The recently launched Counter Extremism Project aims to expose the financial, ideological and recruitment architecture that supports Islamic extremists.
NEW YORK — Imagine taking the 6-year-old nongovernmental organization United Against Nuclear Iran and swapping out the word Iran with “violent extremists.”
That pretty much sums up the Counter Extremism Project, an NGO launched last week that aims to expose the financial, ideological and recruitment architecture that supports violent Islamic extremists.The new project will be led by many of the same people behind the anti-Iran organization, one of several pressure groups on Iran with influence in Washington.
Mark Wallace, who served as U.S. ambassador to the United Nations under President George W. Bush, is the CEO of both groups, and former U.S. Sen. Joseph Lieberman is one of several Washington heavy hitters serving on both boards.
While the Counter Extremism Project’s published materials do not specifically identify Islamic extremists as the target, organizers made clear at the launch event which extremists they have in mind.
“I think the real hope here is to empower the majority within the Muslim world, who are as horrified as we are outside the Muslim world by violent Islamic extremism, to stand up and fight back,” Lieberman said at a news conference Sept. 22 in New York unveiling the organization.

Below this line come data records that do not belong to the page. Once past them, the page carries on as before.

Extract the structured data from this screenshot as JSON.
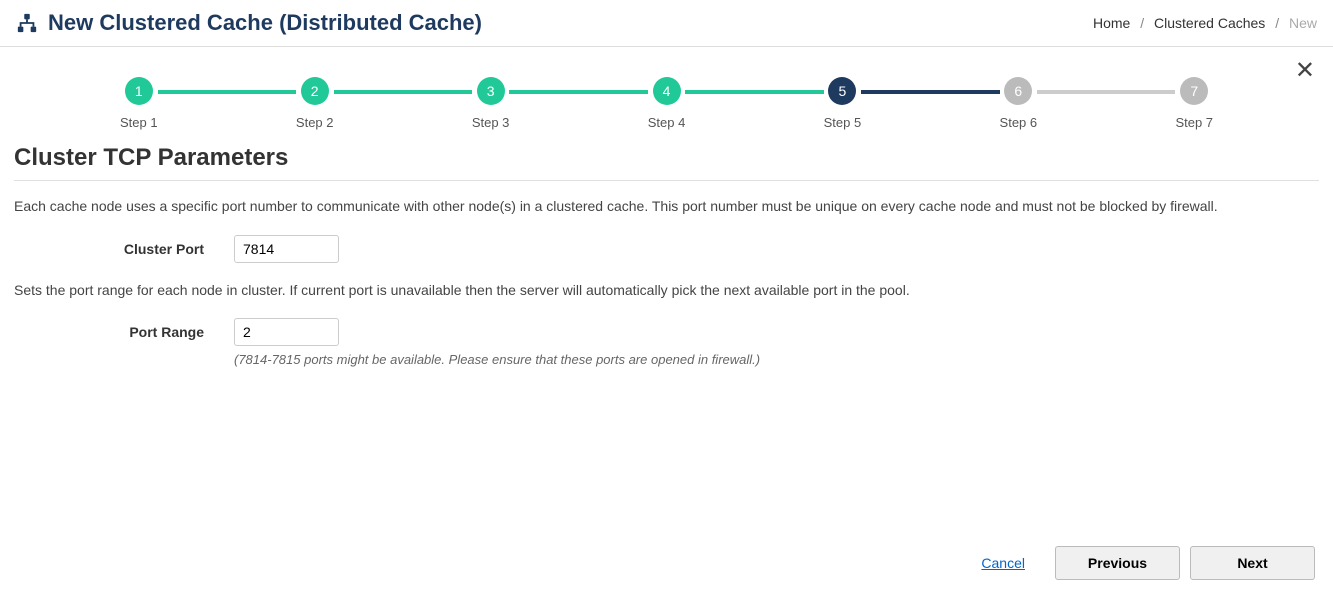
{
  "header": {
    "title": "New Clustered Cache (Distributed Cache)",
    "breadcrumb": {
      "home": "Home",
      "mid": "Clustered Caches",
      "current": "New"
    }
  },
  "stepper": {
    "steps": [
      {
        "num": "1",
        "label": "Step 1",
        "state": "done"
      },
      {
        "num": "2",
        "label": "Step 2",
        "state": "done"
      },
      {
        "num": "3",
        "label": "Step 3",
        "state": "done"
      },
      {
        "num": "4",
        "label": "Step 4",
        "state": "done"
      },
      {
        "num": "5",
        "label": "Step 5",
        "state": "active"
      },
      {
        "num": "6",
        "label": "Step 6",
        "state": "pending"
      },
      {
        "num": "7",
        "label": "Step 7",
        "state": "pending"
      }
    ],
    "connectors": [
      "done",
      "done",
      "done",
      "done",
      "active",
      "pending"
    ]
  },
  "section": {
    "title": "Cluster TCP Parameters",
    "desc1": "Each cache node uses a specific port number to communicate with other node(s) in a clustered cache. This port number must be unique on every cache node and must not be blocked by firewall.",
    "cluster_port_label": "Cluster Port",
    "cluster_port_value": "7814",
    "desc2": "Sets the port range for each node in cluster. If current port is unavailable then the server will automatically pick the next available port in the pool.",
    "port_range_label": "Port Range",
    "port_range_value": "2",
    "hint": "(7814-7815 ports might be available. Please ensure that these ports are opened in firewall.)"
  },
  "footer": {
    "cancel": "Cancel",
    "previous": "Previous",
    "next": "Next"
  }
}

Governments and armies may do the lion’s share of the work, but there is a distinct role for private citizens, organizers said.
As United Against Nuclear Iran does with Iran, the Counter Extremism Project plans to help identify the sources of funding and support for violent extremists and share the information with lawmakers in a bid to propel government action. The project also plans to shame publicly those who do business with extremists, such as the buyers of oil from the fields in Iraq seized by ISIS, the extremist Sunni group in Iraq and Syria also known as the Islamic State.
“We will hopefully be fearless in calling out,” Wallace said. “We want to affect what we think is a very grave foreign policy challenge.”
Wallace said he wants to work with governments across the world and not just the usual suspects. Though the Counter Extremism Project is backed by a host of pro-Israel stalwarts, Wallace sought to put distance between his group and Israel when asked if any partnership was planned — perhaps in an effort to leave the door open for partners who wouldn’t want to be seen working with Israel.
“I’d like to say that I’m collaborating with all friends and allies, and maybe even others in the region at some point,” Wallace said. “This is an all-hands-on-deck time.”
Some of the project’s work overlaps with that of existing organizations. For example, the project plans to compile daily translations of Arabic media related to extremism; the Middle East Media Research Institute already does selective translation of Arabic, Persian, Urdu-Pashtu and Dari media.
And notably, some of the Counter Extremism Project’s work might seem to fall under the purview of the U.S. Treasury Department, which enforces U.S. laws barring financial dealings with terrorist organizations and implements U.S. sanctions legislation against Iran and other countries.
But Lieberman said it’s not clear the Treasury Department has the statutory authority to do the same against ISIS — at least, not yet.
“That’s where I think this Counter Extremism Project and the resources we’re going to build will supplement what the Treasury Department is doing,” he said.
Fran Townsend, a former Homeland Security adviser to President George W. Bush who is on the board of both the new organization and United Against Nuclear Iran, said the idea is to create an effective public-private partnership.
“We all have the experience in government. This is a problem that can’t be attacked by government alone,” Townsend said. “This is a problem that can’t be solved by military power by itself.
“We’re working together with a broad-based coalition. It’s a bipartisan effort.”
The project has opened offices in New York and Brussels, where the European Union is headquartered, and plans more. Wallace declined to identify the project’s sources of funding except for Thomas Kaplan, a billionaire commodities investor who also backs United Against Nuclear Iran and, along with Wallace, runs the Tigris Financial Group.
Kaplan, a New York native who was educated at Oxford, is married to Dafna Recanati, a scion of one of Israel’s wealthiest families, and has focused his philanthropy on Jewish causes, medical institutions and animal conservation.
Among the board members of both the Counter Extremism Project and United Against Nuclear Iran are Gary Samore, who formerly served under President Barack Obama as White House coordinator for arms control and weapons of mass destruction and is now at Harvard’s Kennedy School; August Hanning, a former director of Germany’s secret service, the BND; Ambassador Dennis Ross, an adviser on Middle East affairs to Presidents Clinton and Obama and now a fellow at the Washington Institute for Near East Policy; and Irwin Cotler, a Liberal parliamentarian and former justice minister in Canada.